A fundamental concern raised by ENISA is the broad scope of the definition of personal data. In addition, ENISA warns that the draft regulation is not specific enough with regard to who has the right to request the deletion of data. This can become complex in certain circumstances, especially in the context of multiple data subjects with divergent viewpoints on deletion. Although difficult to administer, according to ENISA, there is an obvious need to establish who gets to decide in these situations.
ENISA also finds the definition of “forgotten” data problematic, asking whether it is enough to simply make the data inaccessible to the public or whether it requires absolute deletion. Concerns are raised about the complexities involved in the deletion of personal data from data in large data sets or “Big Data,” especially where it may be possible to re-identify individuals from information from data held in large data sets.
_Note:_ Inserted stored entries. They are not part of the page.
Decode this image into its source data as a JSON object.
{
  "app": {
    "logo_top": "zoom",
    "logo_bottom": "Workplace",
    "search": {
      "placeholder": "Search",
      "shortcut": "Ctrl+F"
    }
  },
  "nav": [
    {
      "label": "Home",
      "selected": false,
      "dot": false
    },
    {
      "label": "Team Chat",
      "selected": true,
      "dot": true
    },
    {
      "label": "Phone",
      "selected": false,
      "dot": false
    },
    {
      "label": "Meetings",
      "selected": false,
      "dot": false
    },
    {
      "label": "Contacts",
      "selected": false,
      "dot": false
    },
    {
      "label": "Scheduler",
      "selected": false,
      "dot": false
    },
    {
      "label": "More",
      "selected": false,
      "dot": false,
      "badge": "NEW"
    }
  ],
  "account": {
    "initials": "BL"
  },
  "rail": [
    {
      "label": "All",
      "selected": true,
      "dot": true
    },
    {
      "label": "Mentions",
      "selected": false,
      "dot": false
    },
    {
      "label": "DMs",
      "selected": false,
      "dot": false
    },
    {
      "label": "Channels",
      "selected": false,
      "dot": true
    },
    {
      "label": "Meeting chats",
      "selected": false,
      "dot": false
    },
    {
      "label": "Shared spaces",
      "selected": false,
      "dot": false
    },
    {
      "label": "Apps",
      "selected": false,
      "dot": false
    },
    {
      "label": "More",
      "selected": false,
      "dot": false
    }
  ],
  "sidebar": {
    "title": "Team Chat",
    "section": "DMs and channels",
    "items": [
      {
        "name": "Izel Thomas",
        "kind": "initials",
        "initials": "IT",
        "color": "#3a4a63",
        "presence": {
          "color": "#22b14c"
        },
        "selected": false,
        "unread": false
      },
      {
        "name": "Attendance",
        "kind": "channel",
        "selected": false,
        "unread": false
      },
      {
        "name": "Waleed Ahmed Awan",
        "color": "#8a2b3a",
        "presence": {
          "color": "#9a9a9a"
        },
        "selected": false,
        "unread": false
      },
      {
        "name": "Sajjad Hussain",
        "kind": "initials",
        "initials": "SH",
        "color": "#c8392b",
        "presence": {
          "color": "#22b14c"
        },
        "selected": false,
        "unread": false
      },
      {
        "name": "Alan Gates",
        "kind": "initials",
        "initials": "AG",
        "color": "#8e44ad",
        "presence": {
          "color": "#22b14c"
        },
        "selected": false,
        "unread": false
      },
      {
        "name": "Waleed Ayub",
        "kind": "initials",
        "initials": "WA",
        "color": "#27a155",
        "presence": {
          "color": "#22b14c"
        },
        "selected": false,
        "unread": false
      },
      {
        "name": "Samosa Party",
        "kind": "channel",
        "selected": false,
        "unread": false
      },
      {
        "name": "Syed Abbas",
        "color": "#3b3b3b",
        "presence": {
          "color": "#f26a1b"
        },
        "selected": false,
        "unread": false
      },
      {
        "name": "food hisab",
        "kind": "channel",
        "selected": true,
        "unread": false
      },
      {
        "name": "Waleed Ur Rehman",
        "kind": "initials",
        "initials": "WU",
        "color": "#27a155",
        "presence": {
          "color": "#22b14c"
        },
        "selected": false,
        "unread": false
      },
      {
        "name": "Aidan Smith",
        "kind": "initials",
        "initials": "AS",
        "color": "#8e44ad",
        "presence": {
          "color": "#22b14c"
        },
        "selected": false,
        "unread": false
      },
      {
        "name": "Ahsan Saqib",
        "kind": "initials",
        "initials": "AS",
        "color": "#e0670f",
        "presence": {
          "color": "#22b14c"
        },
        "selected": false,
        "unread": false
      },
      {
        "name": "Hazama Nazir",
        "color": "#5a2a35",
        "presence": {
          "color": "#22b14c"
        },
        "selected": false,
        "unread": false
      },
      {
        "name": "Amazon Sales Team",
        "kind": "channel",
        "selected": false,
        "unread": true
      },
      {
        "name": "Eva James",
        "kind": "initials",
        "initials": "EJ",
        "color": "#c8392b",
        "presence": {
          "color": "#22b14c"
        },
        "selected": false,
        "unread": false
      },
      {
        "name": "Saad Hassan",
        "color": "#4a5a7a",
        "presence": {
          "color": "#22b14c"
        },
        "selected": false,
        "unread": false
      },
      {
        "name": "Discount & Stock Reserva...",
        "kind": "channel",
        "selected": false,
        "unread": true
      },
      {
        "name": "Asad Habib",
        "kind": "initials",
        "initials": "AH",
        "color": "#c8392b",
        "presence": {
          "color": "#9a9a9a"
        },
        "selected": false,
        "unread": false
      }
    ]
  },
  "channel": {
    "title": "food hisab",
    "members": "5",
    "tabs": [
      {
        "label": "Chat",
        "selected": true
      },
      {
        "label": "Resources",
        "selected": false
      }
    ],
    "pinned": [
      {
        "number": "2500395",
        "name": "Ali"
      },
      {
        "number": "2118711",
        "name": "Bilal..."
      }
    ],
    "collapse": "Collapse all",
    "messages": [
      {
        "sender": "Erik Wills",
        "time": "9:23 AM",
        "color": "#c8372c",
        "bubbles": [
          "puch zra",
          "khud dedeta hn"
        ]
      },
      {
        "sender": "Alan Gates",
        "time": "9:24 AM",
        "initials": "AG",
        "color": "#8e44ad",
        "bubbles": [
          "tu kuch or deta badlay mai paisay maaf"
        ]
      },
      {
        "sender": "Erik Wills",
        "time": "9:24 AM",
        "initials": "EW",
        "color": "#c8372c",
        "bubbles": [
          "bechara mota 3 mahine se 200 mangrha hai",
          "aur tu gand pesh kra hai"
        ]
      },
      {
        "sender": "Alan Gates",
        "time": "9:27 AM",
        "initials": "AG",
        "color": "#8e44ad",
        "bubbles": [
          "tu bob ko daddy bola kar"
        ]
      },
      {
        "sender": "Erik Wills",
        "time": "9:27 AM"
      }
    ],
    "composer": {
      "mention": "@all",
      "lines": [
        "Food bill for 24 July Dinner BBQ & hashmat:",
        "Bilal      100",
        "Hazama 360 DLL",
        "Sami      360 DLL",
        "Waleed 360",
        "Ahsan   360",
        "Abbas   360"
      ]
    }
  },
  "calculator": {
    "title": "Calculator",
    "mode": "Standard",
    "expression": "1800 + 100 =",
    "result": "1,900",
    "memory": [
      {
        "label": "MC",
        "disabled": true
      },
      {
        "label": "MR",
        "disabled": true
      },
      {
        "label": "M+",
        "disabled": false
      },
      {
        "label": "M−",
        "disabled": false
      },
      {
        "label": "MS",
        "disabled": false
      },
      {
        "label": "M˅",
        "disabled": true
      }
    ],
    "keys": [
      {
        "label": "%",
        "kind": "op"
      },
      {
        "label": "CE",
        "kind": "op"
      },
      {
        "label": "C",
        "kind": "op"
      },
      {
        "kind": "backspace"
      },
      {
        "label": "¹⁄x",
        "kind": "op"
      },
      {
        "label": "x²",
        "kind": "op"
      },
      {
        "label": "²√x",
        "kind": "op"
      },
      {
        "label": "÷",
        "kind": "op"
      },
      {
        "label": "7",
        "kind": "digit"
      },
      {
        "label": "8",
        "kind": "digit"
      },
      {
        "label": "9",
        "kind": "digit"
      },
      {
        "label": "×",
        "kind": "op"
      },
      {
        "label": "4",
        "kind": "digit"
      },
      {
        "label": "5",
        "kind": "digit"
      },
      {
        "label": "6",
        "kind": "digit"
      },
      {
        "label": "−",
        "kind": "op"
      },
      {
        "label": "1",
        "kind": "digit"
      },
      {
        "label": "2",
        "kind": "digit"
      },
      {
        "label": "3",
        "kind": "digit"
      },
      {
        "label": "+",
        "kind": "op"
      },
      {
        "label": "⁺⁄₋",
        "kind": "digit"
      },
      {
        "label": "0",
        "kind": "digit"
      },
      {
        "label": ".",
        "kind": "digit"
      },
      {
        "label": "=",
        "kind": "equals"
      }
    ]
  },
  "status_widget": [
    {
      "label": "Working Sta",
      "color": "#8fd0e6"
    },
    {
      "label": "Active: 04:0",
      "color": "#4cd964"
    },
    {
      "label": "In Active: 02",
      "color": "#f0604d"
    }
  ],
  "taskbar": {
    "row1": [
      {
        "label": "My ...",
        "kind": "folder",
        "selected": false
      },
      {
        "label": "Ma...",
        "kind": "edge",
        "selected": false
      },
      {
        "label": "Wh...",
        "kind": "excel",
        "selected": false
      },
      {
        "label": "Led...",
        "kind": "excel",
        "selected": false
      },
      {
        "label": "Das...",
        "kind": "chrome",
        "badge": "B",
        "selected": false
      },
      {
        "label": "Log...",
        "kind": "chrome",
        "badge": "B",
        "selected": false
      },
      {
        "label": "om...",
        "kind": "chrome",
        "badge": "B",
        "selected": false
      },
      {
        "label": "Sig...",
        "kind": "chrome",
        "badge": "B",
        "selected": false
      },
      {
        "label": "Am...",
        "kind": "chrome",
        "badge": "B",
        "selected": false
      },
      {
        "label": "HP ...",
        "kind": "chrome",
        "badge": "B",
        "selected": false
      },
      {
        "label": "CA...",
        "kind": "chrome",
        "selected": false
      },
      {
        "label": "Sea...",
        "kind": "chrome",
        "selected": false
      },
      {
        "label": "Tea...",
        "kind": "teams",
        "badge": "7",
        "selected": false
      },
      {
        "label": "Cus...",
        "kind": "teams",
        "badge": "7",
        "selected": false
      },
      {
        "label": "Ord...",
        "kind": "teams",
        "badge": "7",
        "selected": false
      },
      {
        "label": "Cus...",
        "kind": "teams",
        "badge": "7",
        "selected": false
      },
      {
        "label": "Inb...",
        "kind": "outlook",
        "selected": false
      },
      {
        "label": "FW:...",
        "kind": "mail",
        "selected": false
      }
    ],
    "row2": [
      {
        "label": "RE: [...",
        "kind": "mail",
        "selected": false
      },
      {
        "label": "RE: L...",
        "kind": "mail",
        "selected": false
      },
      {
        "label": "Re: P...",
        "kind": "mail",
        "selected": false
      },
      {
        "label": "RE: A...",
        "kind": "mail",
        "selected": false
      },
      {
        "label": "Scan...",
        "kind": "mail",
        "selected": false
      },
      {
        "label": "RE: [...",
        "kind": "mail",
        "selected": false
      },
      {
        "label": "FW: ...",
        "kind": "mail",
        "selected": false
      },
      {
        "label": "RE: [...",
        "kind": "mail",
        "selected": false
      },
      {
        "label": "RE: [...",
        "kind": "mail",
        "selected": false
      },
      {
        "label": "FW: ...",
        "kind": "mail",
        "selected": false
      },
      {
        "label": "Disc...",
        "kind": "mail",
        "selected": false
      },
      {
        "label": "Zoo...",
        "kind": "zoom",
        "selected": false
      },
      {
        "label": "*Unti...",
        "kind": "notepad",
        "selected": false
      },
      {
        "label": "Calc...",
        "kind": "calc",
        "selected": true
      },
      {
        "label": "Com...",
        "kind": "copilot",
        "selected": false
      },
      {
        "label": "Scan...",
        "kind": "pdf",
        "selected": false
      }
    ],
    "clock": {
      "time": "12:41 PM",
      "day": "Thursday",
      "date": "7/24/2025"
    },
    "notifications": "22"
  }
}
ENISA also points out that research, which depends on aggregated and derived forms of information (e.g., statistics), if elements of the raw data from which the data set is derived are forgotten.
Because of the Internet’s openly accessible nature, once information is published it becomes impossible to prevent unauthorised copying of the information, making it difficult, if not impossible, to locate all copies of it. Enforcement of the right to be forgotten solely through technical means or through requests to “take down” information, is therefore unlikely to be feasible. ENISA suggests that technical enforcement would need to be supplemented by international legal provisions aimed at making it difficult to find personal data, for instance, by requiring search engines to filter references to forgotten data from their search results.
Although ENISA stays clear of opining of the merit of a right to be forgotten, the report demonstrates that reliance on technical means to comply with the right, should it be implemented, requires a clearer definition of the scope of personal data, a clarification of who has the right to ask for the deletion, and under which circumstances and what methods data can be considered “forgotten.” The ENISA report shows that a technical solution by itself is impossible, and what is required is a further refinement by policymakers and data protection authorities if the right to be forgotten is to operate effectively should it be implemented.